La seule différence entre la fonction et l’idée, c’est que celle-là est un système d’une part beaucoup plus complexe et d’autre part beaucoup plus ancien que celle-ci. On aperçoit par ce rapide exposé combien la psychologie de M. Janet est différente par sa méthode de la psychologie traditionnelle dont elle remanie complètement les anciennes classifications. — Il faut d’ailleurs bien marquer — et c’est là un point essentiel — combien on fausse ces théories en les exposant ainsi abstraitement, séparées des nombreux faits d’observations qui les justifient et qui les expliquent, et signaler qu’elles ne sont nulle part présentées par leur auteur comme représentant ou comme atteignant le fond des choses, mais comme de simples idées directrices, servant à grouper les faits, ou même comme des procédés mnémotechniques, servant à les retenir. Modestie ? Sans doute ; question de méthode aussi. « Hypothèses non fingo », dirait volontiers l’auteur. Ajoutons que dans ce livre clair, bien conçu, bien ordonné, les lectures et les auditeurs de M. Janet retrouveront cette belle lucidité d’esprit, ce talent d’exposer et d’analyser une multitude de faits et d’observations, sans perdre un seul instant la maîtrise de sa pensée, qui rendent l’étude de ses ouvrages si facile et si agréable.

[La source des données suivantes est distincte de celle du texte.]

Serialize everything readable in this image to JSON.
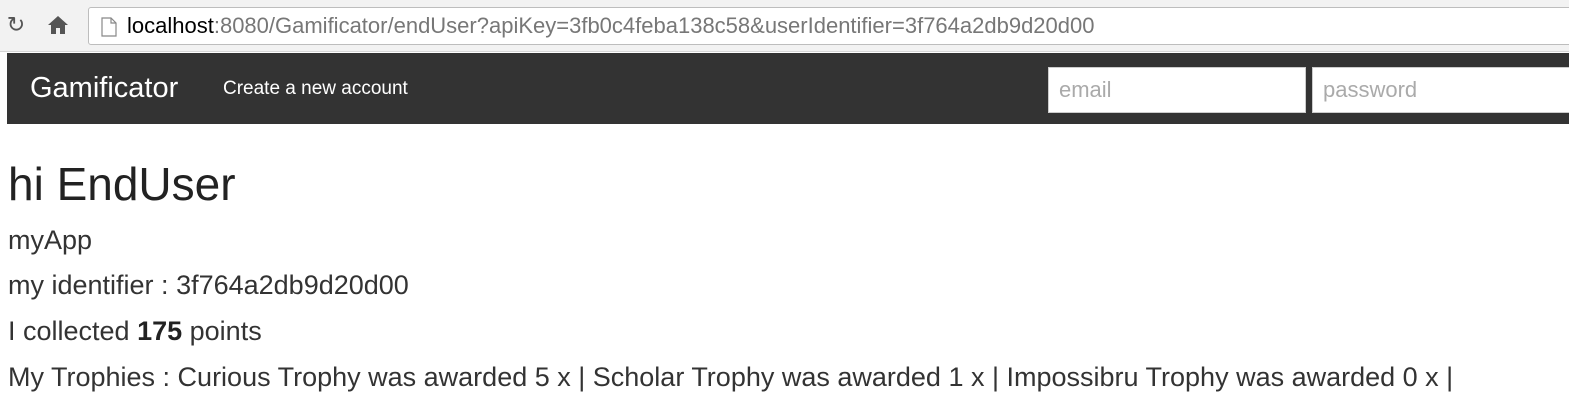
{
  "browser": {
    "url_host": "localhost",
    "url_rest": ":8080/Gamificator/endUser?apiKey=3fb0c4feba138c58&userIdentifier=3f764a2db9d20d00",
    "reload_icon": "reload-icon",
    "home_icon": "home-icon",
    "page_icon": "page-icon"
  },
  "navbar": {
    "brand": "Gamificator",
    "create_account": "Create a new account",
    "email_placeholder": "email",
    "password_placeholder": "password",
    "background": "#333333"
  },
  "main": {
    "greeting": "hi EndUser",
    "app_name": "myApp",
    "identifier_label": "my identifier : ",
    "identifier_value": "3f764a2db9d20d00",
    "points_prefix": "I collected ",
    "points_value": "175",
    "points_suffix": " points",
    "trophies_text": "My Trophies : Curious Trophy was awarded 5 x | Scholar Trophy was awarded 1 x | Impossibru Trophy was awarded 0 x |"
  }
}
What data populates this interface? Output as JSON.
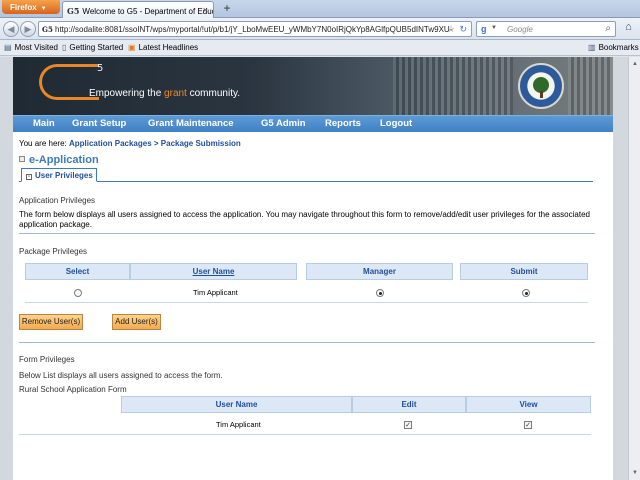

Mental fatigue, par A. R. Abelson ; 1 vol. in-8 de 147 p., Leipzig, Engelmann. — L’originalité de cette thèse anglaise présentée à la faculté des lettres de Rennes, et publiée à Leipzig, c’est que l’auteur a appliqué sa méthode — la méthode bien connue de l’esthésiomètre — à des sujets de nationalité différente, des Anglais et des Français. Il a pu ainsi comparer, du point de vue expérimental où il se place, les deux systèmes d’éducation. De ses recherches, il conclut que les enfants français présentent plus de nervosité que les anglais : c’est-à-dire I que chez eux la courbe de la fatigue, au lieu de monter lentement et d’une façon continue, s’élève d’une façon beaucoup plus brusque, et qu’elle est soumise à des oscillations répétées. Les expériences mettent également en lumière certains faits très importants au point de vue pédagogique : par exemple que chez nous, le repos de midi n’est pas suffisant pour effacer les traces de la fatigue du matin ; les effets de la récréation ne sont pas toujours les mêmes : quand la fatigue est très grande, l’effet reposant de la récréation est aussi très grand. M. Abelson trouve que d’une manière générale, l’effort exigé des écoliers français est beaucoup trop grand. Et il conclut par de sages prescriptions d’hygiène.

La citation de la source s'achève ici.